Science isn’t all lab coats, petri dishes and bunsen burners. Sometimes, it’s as simple as looking through holiday photos, of birds, in Sweden.
Bird watching is the quintessential niche interest, however, that ‘niche’ should never be considered to be too small – it’s pretty much a mainstream, enthusiastically-supported hobby. Millions of people around the world have actively documented bird sightings for their entire lives.
Helpful apps are doing the rounds with detailed descriptions of different bird species, so enthusiasts can keep track of exactly what it is they are looking at. But, beyond personal enjoyment, there’s never an answer as to why they look at birds – until now, perhaps.

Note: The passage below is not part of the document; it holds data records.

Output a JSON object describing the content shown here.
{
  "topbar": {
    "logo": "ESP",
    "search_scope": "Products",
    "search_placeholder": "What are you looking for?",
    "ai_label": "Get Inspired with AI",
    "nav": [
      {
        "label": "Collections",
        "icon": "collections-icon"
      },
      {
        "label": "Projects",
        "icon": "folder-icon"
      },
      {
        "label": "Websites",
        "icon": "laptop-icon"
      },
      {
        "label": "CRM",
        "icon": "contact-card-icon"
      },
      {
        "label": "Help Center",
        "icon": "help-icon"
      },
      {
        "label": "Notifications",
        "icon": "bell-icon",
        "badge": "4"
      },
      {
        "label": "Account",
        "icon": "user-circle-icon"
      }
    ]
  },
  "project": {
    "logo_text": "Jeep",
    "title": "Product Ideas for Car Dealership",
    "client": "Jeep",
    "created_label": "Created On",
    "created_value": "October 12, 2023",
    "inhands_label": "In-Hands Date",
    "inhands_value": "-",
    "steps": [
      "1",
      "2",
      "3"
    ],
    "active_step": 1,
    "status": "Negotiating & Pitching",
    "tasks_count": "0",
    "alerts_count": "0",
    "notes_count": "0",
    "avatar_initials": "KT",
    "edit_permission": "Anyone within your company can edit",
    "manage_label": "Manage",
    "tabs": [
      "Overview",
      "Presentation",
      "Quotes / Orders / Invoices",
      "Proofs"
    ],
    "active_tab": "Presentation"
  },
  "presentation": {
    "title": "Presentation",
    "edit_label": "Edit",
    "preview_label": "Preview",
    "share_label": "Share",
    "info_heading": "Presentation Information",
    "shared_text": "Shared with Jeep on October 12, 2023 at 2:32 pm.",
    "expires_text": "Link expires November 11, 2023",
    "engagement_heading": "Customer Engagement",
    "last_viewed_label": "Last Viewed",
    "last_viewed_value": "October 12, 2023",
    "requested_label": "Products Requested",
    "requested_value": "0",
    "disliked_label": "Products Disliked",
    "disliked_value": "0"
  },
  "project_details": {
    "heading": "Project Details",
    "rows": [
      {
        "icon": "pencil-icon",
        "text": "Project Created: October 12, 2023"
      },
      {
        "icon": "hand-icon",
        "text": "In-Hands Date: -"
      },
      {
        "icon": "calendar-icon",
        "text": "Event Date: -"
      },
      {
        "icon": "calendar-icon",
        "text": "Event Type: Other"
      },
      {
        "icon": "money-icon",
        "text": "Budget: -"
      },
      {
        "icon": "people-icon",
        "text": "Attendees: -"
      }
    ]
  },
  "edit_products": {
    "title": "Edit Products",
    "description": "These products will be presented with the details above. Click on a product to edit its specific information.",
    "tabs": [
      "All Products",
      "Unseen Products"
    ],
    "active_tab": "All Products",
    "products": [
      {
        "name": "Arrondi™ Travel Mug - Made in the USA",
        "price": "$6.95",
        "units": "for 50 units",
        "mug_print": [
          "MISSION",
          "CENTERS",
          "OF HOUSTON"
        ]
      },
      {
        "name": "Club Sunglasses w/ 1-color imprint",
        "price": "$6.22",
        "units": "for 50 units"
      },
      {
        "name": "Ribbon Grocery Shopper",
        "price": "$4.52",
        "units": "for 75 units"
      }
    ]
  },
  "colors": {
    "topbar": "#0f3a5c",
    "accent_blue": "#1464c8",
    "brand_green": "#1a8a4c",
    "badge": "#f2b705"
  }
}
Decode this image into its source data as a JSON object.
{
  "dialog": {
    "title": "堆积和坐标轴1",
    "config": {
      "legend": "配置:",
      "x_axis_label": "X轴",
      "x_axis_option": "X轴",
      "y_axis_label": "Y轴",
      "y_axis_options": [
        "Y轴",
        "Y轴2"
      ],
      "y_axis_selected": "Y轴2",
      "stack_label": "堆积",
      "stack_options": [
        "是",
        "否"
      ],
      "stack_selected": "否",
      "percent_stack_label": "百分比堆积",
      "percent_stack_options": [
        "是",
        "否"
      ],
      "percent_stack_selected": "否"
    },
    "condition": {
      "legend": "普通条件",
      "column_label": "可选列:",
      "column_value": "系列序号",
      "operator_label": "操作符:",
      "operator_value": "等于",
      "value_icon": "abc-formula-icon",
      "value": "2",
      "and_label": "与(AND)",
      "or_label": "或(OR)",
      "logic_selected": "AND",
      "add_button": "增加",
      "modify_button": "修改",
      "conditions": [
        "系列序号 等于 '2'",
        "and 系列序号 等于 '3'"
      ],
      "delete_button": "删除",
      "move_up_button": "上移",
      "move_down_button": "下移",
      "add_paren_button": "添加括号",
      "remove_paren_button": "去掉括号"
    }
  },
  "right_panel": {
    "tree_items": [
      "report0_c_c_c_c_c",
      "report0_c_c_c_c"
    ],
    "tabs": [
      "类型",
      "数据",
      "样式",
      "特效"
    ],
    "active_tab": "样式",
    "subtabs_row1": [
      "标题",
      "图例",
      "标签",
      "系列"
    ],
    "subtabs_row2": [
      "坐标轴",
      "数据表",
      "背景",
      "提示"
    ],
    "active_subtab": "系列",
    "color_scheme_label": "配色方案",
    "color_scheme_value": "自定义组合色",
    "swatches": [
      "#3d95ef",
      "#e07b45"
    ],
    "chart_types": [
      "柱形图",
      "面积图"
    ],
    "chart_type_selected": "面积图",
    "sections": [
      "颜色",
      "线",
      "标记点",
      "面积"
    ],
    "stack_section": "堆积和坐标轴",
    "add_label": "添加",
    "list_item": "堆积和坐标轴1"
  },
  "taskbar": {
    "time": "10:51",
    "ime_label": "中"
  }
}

For scientists in Sweden twigged onto an exceptionally clever, simple idea: In areas where tourists regularly view birds, why not trawl through their photos over the years to measure populations?
Let’s not wait
Looking at Stora Karlsö, a picturesque island off Sweden that has been a nature preserve for 135 years, Jonas Hentati-Sundberg and Olof Olsson got to work.
With guillemots the bird of choice, the duo spent years tracking back through photos to spot general trends in population growth, with their findings of peaks and dips in numbers correlating to complementary events in the area throughout the past century.
The photos were retrieved from archives, museums and tourists in general, showing that current population growth among guillemots on the island is at an “unprecedented” 5pc – this is while global populations are falling.
The researchers also observed a dip in seabird numbers between the 1960s and 1970s, a time when environmental contaminants such as DDT (dichloro-diphenyl-trichloroethane) and PCB (polychlorinated biphenyls) are known to have been extremely high in the Baltic Sea.
“It’s reasonable to expect that contaminants had a role in the decline,” said Hentati-Sundberg, whose paper is in Cell Symposia. “It has not been known previously that seabird populations were affected by the contaminants.”
If the world ends
Tracking birds can be a good guide to general environmental issues too, warning us of future problems. Reasons for the current growth, though, are only educated guesses at this stage, with the likes of a ban on drift-net fishing for salmon, or a reduction in environmental contaminants likely, but not certain, to have caused the resurgence.
“Seabirds are both integral to the marine ecosystem and, at the same time, easily observed and charismatic, and, therefore, a kind of terrestrial messenger of sub-surface dynamics,” Hentati-Sundberg said.
“It will be very interesting to see how long the increase can go on.”